Where the Confederate fortifications stood
at the Battle of Cold Harbor.

After lodge, we visited Cold Harbor, a nearby National Battlefield Park. I got separated from the group, but I followed behind through the three key stops at the site. In late fall, with leaves covering the ground, there isn’t much to look at, frankly, and the dreary raw weather made it more drab. What impressed me is the small space. To think tens of thousands of soldiers blasted each other to pieces here—the Union side lost 12,000 men—is incomprehensible. I’m sure the present day park is much smaller than the land where they fought, but the preserved battleground looks like it could fit in a small college campus. Read some of the details here.

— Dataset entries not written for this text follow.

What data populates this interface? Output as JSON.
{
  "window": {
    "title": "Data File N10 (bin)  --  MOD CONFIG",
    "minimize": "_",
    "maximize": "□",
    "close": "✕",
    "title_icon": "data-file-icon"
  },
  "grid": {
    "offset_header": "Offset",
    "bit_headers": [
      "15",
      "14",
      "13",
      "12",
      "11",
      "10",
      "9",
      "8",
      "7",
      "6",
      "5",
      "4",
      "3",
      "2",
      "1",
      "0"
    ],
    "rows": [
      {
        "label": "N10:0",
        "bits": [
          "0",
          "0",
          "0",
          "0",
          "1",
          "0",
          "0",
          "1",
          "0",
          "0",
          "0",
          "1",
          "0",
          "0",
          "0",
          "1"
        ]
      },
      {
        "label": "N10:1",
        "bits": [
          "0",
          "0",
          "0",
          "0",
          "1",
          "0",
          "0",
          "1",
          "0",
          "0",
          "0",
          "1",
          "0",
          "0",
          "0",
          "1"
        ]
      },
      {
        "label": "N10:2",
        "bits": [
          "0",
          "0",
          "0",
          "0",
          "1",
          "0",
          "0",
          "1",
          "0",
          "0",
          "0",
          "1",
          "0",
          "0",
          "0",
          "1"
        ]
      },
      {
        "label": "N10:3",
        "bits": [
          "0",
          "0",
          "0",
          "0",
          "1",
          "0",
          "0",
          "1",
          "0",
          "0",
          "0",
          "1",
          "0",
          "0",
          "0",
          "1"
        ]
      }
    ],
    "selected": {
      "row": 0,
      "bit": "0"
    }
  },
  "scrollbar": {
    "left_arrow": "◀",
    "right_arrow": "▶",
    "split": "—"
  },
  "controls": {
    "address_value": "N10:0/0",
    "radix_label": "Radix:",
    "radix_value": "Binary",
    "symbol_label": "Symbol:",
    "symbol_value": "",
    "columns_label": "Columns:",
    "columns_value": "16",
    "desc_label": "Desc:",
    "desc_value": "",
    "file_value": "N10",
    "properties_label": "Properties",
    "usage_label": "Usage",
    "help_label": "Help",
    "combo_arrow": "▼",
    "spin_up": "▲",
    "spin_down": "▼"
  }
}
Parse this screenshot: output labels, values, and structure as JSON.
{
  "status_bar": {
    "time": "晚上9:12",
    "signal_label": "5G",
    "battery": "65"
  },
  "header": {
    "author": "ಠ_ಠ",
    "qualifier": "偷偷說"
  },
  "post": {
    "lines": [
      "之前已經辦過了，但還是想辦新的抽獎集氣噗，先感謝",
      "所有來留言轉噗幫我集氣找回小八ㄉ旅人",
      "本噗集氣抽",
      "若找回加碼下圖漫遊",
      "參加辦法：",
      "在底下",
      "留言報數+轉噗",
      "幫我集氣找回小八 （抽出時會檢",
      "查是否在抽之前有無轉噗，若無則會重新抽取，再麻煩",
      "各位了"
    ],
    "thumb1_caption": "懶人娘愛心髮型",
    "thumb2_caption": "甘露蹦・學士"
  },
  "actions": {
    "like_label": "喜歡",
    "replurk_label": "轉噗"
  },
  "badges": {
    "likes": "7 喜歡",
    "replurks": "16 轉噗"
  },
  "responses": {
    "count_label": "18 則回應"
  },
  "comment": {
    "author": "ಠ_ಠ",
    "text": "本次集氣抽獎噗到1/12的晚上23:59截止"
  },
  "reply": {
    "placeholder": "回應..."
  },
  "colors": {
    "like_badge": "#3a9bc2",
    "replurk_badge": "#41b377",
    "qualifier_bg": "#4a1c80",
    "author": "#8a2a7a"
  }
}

Yesterday was a long day, with brethren arriving at the lodge at eight in the morning and leaving the battlefield site at 3 p.m., so I wasn’t surprised to find myself alone at the restaurant at dinnertime. The food at Mexico in Sandston was okay. I had “street tacos” (steak) and a grande glass of cerveza (Dos Equis Amber). The group dinner Friday night at Roberto was far superior, especially for those of us who ordered the ribeye. Everything for the weekend—the hotel, the lodge, the restaurants, the historic site—was in close proximity and very easily reached, even for me with my ignorance of the area and poor sense of direction.

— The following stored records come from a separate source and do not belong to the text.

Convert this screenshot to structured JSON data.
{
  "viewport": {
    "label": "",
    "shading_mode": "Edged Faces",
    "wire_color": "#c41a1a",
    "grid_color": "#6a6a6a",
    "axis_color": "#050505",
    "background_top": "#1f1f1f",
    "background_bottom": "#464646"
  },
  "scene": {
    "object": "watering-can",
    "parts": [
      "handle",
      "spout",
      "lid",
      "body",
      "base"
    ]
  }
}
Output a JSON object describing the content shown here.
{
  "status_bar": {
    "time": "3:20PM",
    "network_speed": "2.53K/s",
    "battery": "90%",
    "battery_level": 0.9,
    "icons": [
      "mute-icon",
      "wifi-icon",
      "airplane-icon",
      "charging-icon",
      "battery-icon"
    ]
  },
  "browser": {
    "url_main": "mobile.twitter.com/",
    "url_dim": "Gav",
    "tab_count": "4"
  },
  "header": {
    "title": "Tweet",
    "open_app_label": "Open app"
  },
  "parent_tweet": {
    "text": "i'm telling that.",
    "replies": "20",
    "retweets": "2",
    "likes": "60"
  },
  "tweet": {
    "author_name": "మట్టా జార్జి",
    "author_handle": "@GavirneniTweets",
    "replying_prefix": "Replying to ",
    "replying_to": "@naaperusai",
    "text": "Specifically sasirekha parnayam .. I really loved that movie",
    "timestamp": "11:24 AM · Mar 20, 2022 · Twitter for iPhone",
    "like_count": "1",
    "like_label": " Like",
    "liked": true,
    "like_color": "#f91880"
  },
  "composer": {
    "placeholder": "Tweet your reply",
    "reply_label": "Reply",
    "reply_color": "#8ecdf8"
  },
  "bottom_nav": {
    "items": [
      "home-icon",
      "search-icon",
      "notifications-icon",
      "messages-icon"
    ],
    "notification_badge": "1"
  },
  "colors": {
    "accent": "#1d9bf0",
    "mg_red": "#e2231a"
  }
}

Bro. Keith gave me the gift of a copy of The Diamond Years, one of many inventoried in Babcock’s library. If you’re a Masonic history buff, you have encountered author Allen Roberts’ approach to historiography: kind of like playing noncompetitive darts. Here is one of his gems, found on Page 157:

Yikes.

Keith also sent me home with a copy of Emessay Notes from June 2018 which tells of MW Dwight Smith, Grand Master in Indiana in 1945. Assuming I’d never heard of Smith, Keith enjoyed telling me about him. Usually terrible at sober conversation, I had fun reciprocating by telling Keith a little about the Knights of the North and our cultic devotion to Smith and his writings.

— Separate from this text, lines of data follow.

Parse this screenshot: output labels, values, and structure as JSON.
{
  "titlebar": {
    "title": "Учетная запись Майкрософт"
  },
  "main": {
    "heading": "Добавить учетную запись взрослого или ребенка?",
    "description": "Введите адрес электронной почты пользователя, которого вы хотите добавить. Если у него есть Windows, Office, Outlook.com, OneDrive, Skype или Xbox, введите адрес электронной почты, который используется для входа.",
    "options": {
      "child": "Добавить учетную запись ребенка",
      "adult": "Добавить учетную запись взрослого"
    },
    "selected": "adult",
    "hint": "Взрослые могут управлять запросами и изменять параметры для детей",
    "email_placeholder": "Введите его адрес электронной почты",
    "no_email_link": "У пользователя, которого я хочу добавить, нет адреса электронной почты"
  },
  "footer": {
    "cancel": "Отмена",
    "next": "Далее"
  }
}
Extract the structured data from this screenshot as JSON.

In related news, the Magpie Mason congratulates Bro. Andy Martinez of Maryland, who served as Master of CWLR for the 2020 and 2021 terms, upon his election as Worshipful Master of Maryland Masonic Lodge of Research 239. (Honestly, I thought I was the only one weird enough to serve in the East of two research lodges!) No word yet on a date of the installation, but I think it might be Saturday, January 17.